Ермаков не сомневался, что она кинется жаловаться отцу и на его военной карьере будет поставлен крест. Но вышло по-другому. Галина месяц не выходила из дому, пока не прошли синяки, а барская пренебрежительность по отношению к мужу неожиданно сменилась заискивающей собачьей покорностью. Она превратилась в верную жену, в умелую хозяйку, в заботливую мать дочери и родившемуся через два года после нее сыну. Ермаков не мог нарадоваться. Но с годами маятник все дальше отклонялся в другую сторону. В Галине проснулся страх, что он ее бросит, развилась подозрительность и патологическая ревность. Она все чаще устраивала мужу безобразные сцены, не стесняясь чужих людей, пристрастилась к выпивке, перестала следить за собой. Семейная жизнь Ермакова превратилась в ад.
Он страстно желал развестись, но не мог. При том положении, которое он занял ценой огромных трудов, развод означал крах всей его жизни. Этого не допускала партийная этика. Этого не спустил бы тесть, ставший завсектором Оборонного отдела ЦК. В 90-е годы, когда тесть умер, а партийная этика ушла в прошлое вместе с партией, развод по-прежнему оставался невозможным. Существовал неписаный кодекс. Узкоцеховая мораль. Ермаков был полностью с ней согласен. Ты можешь завести хоть десять любовниц. Но в твои годы разводиться и жениться на молоденьких могут только артисты и всякие там поэты. Серьезный человек так не поступает. А если поступает, то он несерьезный человек. С таким человеком никто не будет иметь дела. Тем более — серьезного дела. А дела, в которые был вовлечен Ермаков, были очень серьезные. Такие, что у Ермакова иногда дух захватывало от их масштаба.

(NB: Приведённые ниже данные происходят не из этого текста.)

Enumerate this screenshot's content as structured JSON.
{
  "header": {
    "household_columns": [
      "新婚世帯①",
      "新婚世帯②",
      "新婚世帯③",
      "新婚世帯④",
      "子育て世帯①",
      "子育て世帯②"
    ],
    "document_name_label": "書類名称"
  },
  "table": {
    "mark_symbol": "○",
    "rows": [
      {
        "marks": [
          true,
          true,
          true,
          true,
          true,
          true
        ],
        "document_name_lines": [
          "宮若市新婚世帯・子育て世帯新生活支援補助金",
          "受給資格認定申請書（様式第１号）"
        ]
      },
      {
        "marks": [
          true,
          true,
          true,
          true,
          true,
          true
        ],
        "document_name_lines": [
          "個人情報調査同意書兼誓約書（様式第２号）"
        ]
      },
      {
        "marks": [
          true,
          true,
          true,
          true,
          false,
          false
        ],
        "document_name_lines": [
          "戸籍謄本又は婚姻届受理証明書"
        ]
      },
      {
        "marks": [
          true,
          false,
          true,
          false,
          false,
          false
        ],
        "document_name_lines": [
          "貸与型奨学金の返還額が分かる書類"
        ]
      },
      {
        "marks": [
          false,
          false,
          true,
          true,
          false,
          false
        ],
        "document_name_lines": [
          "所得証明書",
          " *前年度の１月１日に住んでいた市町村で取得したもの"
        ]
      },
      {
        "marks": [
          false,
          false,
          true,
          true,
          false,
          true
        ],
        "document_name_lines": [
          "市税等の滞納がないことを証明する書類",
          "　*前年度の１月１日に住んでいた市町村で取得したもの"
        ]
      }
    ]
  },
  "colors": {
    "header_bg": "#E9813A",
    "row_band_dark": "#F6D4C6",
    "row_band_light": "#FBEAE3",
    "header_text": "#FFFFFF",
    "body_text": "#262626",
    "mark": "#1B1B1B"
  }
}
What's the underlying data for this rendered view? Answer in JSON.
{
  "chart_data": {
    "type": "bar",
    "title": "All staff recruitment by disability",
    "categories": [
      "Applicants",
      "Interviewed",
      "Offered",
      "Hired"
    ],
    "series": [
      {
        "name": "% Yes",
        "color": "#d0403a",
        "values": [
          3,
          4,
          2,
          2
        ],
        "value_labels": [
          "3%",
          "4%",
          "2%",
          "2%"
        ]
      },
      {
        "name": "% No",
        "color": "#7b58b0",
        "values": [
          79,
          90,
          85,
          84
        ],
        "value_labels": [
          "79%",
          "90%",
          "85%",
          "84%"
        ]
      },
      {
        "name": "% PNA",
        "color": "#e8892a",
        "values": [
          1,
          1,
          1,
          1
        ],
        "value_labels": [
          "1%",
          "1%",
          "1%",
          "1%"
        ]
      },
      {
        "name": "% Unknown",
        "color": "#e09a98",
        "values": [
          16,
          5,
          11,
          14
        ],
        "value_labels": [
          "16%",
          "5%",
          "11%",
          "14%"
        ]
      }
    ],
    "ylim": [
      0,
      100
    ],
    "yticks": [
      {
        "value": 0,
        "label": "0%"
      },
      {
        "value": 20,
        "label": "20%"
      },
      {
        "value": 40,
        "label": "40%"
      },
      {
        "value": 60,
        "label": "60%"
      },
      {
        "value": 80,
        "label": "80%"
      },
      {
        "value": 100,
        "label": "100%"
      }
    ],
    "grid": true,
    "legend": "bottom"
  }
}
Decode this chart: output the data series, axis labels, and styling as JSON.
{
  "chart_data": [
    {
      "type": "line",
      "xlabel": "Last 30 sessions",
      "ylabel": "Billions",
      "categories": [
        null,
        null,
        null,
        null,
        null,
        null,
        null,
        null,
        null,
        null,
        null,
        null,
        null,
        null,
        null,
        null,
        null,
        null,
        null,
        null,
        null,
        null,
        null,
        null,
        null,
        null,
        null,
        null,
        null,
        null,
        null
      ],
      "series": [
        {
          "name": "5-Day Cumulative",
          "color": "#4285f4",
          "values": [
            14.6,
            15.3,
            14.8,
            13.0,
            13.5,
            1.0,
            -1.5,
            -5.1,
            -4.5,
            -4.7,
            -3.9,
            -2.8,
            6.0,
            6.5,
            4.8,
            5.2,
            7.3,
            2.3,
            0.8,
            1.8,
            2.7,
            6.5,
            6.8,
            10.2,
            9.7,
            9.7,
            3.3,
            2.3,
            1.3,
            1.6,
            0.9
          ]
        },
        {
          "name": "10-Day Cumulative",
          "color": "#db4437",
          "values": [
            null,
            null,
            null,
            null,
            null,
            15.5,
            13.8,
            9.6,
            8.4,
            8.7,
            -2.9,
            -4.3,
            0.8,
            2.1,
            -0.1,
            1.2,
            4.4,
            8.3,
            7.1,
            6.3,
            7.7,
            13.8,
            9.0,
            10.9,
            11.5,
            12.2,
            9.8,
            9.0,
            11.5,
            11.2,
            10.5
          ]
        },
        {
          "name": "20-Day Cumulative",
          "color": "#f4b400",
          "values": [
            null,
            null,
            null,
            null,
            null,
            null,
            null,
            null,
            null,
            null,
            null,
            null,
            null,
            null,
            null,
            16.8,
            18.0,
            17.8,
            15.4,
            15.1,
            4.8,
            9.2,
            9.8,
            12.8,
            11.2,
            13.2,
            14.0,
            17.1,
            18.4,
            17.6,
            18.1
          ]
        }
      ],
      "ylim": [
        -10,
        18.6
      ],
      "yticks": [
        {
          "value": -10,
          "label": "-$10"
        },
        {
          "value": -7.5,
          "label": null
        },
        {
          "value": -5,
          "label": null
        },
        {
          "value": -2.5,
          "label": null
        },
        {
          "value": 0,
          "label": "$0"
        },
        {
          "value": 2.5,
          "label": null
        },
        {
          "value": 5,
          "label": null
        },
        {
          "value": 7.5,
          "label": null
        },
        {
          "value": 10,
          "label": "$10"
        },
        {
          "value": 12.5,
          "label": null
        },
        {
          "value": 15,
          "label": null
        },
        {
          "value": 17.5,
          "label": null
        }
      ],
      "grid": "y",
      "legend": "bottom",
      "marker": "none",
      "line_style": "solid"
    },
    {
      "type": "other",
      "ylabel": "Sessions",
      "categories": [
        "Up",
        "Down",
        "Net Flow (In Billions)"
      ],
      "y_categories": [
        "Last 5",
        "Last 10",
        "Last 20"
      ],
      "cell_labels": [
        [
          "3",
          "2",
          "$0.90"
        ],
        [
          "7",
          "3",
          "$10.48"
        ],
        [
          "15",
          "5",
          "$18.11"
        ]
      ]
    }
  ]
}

Уходя в свою комнату от очередной сцены и слыша, как бьются о стену тарелки и фужеры, он ненавидел и презирал себя за ту проклятую белую ночь и за свое «да», без раздумий сказанное контр-адмиралу Приходько. Тогда ему было всего двадцать четыре года. Двадцать четыре! В двадцать четыре года все можно начать сначала!